Покой овладел всем телом, дыхание стало ровным. Пианист складывает газету, наклоняется, не выпуская ее из рук, и ждет, чтобы женщина заснула покрепче, потом выпрямляется, вглядывается в ее лицо; совсем рядом часы бьют пять, он выходит из спальни и идет туда, откуда слышался бой, открывает дверь, и лампочка освещает маленькую комнату, где время застыло давным-давно; полки плотно заставлены книгами, на стенах репродукции «Мадонны» Мунка и «Бал-Табарэн» Руо; у стены – старый «Шиммель», а над ним – карта каталонских стран[38] и воображаемой Икарии, изданная Фурнье,[39] Париж, 1935 год. На пробковой панели пожелтевшие газетные вырезки, фотографии из «Вангуардии»: Луис Дориа в разные годы, премии, призы, чествования в Организации Объединенных Наций, в Пардо,[40] в присутствии Шарля де Голля в Зальцбурге – и газетные заголовки: «Луис Дориа: музыка перестала быть потаскухой. Да здравствует свободная любовь!»
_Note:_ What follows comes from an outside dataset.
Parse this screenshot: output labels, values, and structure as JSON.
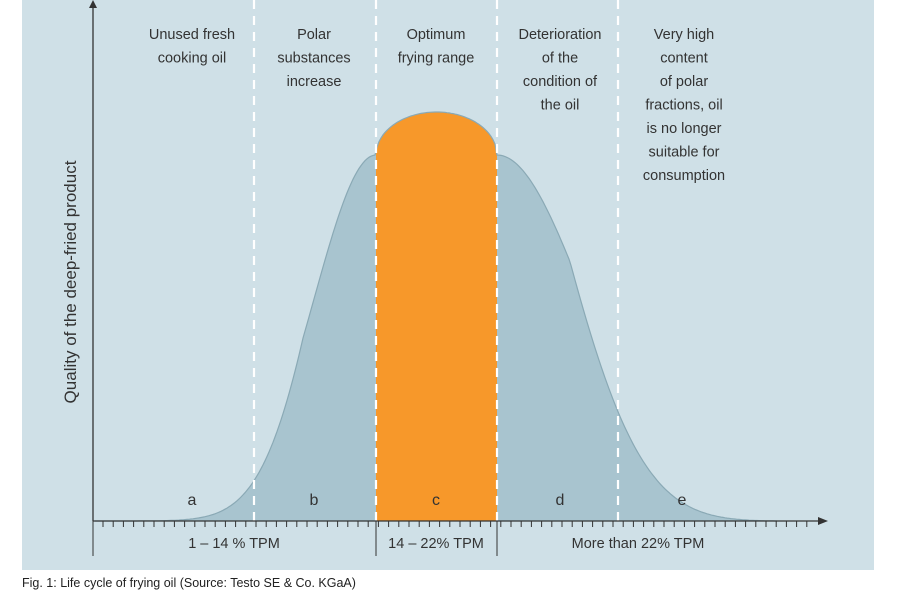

Пианист раскладывает низкую откидную кровать, уже застеленную. Мгновение колеблется и решает вернуться, собрать грязное белье, таз и ведро и приготовить все для следующего мытья в полдень. Он берет таз, наполняет его водой и относит на кухню. За окном, совсем близко, напротив, другое окно, а там другие люди, со своими радостями и печалями, или совсем старые, как они сами, или совсем молодые, такие молодые, что лица их не запали еще в память соседей. На газовой плите он греет воду в котелке, а потом льет ее в таз. С тазом возвращается к себе в комнату, с полки достает мыльницу, а из нее – зеленый кусок мыла, наполовину смыленный, но еще душистый. Засучивает рукава и долго, как хирург, моет руки по локоть. Потом – лицо. Затем разувается. Ставит таз на пол и опускает в мыльную воду свои натруженные, узловатые, точно виноградная лоза, ноги. И довольный, закрывает глаза, а когда открывает их, внизу уже жужжит первый автомобиль, и он с удивлением видит: на фасаде напротив первые отблески зари и вывеска аптеки, а справа на стене гневное лицо Луиса Дориа и внизу подпись: «Испанская музыка – это я». Он откидывается в кресле, аккуратном, с кружевным подголовником, и погружается в зыбкий сон, который нарушается, когда губы сами собой произносят: «Le cadavre exquis boira le vin nouveau».[41]
II
– Погода устанавливается. Раз воздушный змей над крышами стоит, значит, быть хорошей погоде. Погляди на тот. Спорим, его запускают с крыши на улице Сан-Клементе. Будь у меня змей, я бы бежал, перескакивая с крыши на крышу, отсюда до самой площади Падро. Ну здорово. Во дает! Передохнул бы хоть минутку.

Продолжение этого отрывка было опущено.